As for Mansueto, he comes to the Fire after serving as the executive chairman of Morningstar, a Chicago based investment research firm. He served as the firm’s CEO until stepping down in 2016. He also owns also owns Inc and Fast Company magazines and is on the board of the Art Institute of Chicago and Northwestern Memorial Hospital.

“I joined Andrew as a partner because he developed a tremendous platform for continued soccer growth across Chicago and beyond,” Mansueto said in a team issued press release. “He and the entire organization have worked tirelessly to dramatically increase the profile of the Chicago Fire Soccer Club, MLS and the game overall and have left a wonderful legacy for our city. The timing of this transaction couldn’t be better as we return the world’s game to the city I love. Andrew and his family will always be part of the Fire family that he cares so very much about.”


  1. I was stationed in Great Lakes, IL for a few years with my family. We would make the trip to Bridgeview to watch my Dynamo take down without disappointment the Fire. The drive was far, and having to pay toll road fees limited how much we were willing to pay to watch the Fire loose. There was was nothing around for post-game hangout. With transit system in Chicago, people as far as Waukegan will be willing to come to the games. Soccer specific stadium is the plan but not in some remote suburb.

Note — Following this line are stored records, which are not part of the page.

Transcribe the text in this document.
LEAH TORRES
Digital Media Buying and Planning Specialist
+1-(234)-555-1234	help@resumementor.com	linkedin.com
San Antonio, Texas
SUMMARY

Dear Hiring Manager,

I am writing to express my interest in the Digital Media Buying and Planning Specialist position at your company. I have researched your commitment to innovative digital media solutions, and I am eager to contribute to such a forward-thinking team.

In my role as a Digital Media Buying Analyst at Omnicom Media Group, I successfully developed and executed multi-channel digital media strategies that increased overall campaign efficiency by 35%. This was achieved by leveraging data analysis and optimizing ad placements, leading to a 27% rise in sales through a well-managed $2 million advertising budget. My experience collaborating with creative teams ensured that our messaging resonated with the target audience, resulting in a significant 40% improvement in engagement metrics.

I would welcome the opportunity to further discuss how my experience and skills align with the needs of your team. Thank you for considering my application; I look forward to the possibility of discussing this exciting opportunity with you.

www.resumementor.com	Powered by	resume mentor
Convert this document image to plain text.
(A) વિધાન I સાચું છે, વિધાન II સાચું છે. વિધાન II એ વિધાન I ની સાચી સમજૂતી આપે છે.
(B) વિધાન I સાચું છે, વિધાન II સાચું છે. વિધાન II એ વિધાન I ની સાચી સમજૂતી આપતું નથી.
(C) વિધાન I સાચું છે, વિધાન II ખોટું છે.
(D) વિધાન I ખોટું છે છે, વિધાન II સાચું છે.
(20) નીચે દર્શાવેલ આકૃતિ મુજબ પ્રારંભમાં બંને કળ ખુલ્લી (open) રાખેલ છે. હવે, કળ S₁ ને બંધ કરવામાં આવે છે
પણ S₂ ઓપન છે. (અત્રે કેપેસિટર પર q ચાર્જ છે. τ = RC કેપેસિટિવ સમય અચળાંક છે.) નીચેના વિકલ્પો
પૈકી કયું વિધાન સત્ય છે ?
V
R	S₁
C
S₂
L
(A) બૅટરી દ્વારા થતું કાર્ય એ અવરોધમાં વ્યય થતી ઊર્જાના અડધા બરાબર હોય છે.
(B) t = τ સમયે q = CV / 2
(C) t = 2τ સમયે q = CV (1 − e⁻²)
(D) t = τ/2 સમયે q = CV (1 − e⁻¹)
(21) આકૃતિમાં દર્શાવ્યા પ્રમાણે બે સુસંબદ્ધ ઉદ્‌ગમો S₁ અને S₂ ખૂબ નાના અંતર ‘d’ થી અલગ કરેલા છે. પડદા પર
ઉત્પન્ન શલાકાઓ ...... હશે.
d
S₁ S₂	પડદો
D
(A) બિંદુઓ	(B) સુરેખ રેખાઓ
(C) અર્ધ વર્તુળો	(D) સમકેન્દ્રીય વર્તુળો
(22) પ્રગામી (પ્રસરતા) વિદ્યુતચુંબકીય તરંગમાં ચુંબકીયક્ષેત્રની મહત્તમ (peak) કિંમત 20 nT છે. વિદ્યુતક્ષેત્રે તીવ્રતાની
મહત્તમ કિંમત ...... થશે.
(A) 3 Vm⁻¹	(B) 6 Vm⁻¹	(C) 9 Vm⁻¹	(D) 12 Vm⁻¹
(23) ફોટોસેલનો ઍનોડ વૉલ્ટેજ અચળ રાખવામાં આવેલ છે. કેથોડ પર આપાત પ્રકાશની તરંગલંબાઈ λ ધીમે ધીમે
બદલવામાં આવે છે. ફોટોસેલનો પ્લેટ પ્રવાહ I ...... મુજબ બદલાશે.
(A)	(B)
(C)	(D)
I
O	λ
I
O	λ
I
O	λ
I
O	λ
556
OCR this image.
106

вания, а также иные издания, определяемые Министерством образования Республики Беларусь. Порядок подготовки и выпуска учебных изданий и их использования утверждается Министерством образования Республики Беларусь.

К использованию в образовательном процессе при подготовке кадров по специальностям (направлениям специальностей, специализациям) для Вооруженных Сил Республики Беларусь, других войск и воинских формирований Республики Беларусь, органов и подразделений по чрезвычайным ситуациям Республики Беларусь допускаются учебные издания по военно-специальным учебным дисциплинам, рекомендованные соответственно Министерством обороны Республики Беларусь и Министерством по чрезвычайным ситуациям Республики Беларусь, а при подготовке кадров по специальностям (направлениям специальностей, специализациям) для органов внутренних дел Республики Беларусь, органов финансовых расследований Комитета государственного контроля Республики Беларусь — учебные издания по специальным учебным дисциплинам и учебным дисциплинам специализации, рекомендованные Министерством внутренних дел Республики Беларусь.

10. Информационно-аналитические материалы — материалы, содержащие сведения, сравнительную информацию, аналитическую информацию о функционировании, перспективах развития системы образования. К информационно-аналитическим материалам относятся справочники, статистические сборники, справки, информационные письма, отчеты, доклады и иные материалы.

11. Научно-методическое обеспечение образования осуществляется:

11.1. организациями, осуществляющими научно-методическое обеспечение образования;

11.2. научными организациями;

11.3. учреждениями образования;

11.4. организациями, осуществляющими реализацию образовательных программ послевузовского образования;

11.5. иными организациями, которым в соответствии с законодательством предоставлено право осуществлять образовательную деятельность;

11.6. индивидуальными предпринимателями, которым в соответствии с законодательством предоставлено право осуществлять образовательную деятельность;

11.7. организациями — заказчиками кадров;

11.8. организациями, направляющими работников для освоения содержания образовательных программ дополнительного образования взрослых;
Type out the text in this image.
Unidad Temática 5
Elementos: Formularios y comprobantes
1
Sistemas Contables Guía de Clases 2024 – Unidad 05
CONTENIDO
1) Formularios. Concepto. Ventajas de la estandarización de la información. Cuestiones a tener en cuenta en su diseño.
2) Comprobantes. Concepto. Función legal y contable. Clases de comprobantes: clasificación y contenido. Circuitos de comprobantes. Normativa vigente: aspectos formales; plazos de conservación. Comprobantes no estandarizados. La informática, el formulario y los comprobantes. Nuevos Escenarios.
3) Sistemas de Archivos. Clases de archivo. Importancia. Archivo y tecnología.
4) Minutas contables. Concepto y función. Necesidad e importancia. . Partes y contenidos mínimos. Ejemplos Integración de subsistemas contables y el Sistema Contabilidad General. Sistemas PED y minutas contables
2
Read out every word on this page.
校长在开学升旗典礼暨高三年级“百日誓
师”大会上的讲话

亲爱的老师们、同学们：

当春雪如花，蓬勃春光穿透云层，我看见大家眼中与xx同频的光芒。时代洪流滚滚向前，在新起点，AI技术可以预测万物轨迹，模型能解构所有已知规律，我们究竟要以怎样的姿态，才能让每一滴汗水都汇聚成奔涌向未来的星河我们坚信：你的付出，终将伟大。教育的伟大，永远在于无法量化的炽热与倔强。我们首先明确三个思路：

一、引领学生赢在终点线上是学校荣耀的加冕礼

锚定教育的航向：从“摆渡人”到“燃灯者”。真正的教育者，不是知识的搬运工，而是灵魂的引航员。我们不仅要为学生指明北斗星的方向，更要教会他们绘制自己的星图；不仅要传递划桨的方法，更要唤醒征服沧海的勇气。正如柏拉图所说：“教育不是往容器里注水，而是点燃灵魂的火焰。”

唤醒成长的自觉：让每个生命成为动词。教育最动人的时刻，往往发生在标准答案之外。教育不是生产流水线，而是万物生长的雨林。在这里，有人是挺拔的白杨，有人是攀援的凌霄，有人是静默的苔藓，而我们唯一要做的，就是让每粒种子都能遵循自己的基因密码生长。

  2. Can someone explain to me please just what the hell happened here. Chicago Fire built a soccer specific stadium, and now only a few years later are abandoning their soccer specific stadium (which is what every single MLS team needs if the league wants to be making moves to be more legit), paying 65 million to do so, and now sharing with a football stadium?

    Honestly looking for explanation as to why build a stadium just to leave it. My head is in a blender but perhaps someone can break it down for me.

  3. My questions are what valuation did they use?
    And how many show up now that they are in a 60k stadium right in Chicago?

    Because nothing screams “it is easier to have a first year than it is to sustain” more than the Chicago failure. ( I am not insulting the fans, you are the bright spot of soccer in this country )

  4. I don’t know anything about Joe, and investment guys always scare me a little when it comes to buying the team for the right reasons, but these words from Mansueto seem pretty positive and hopefully he’ll get Chicago pointed in the right direction again.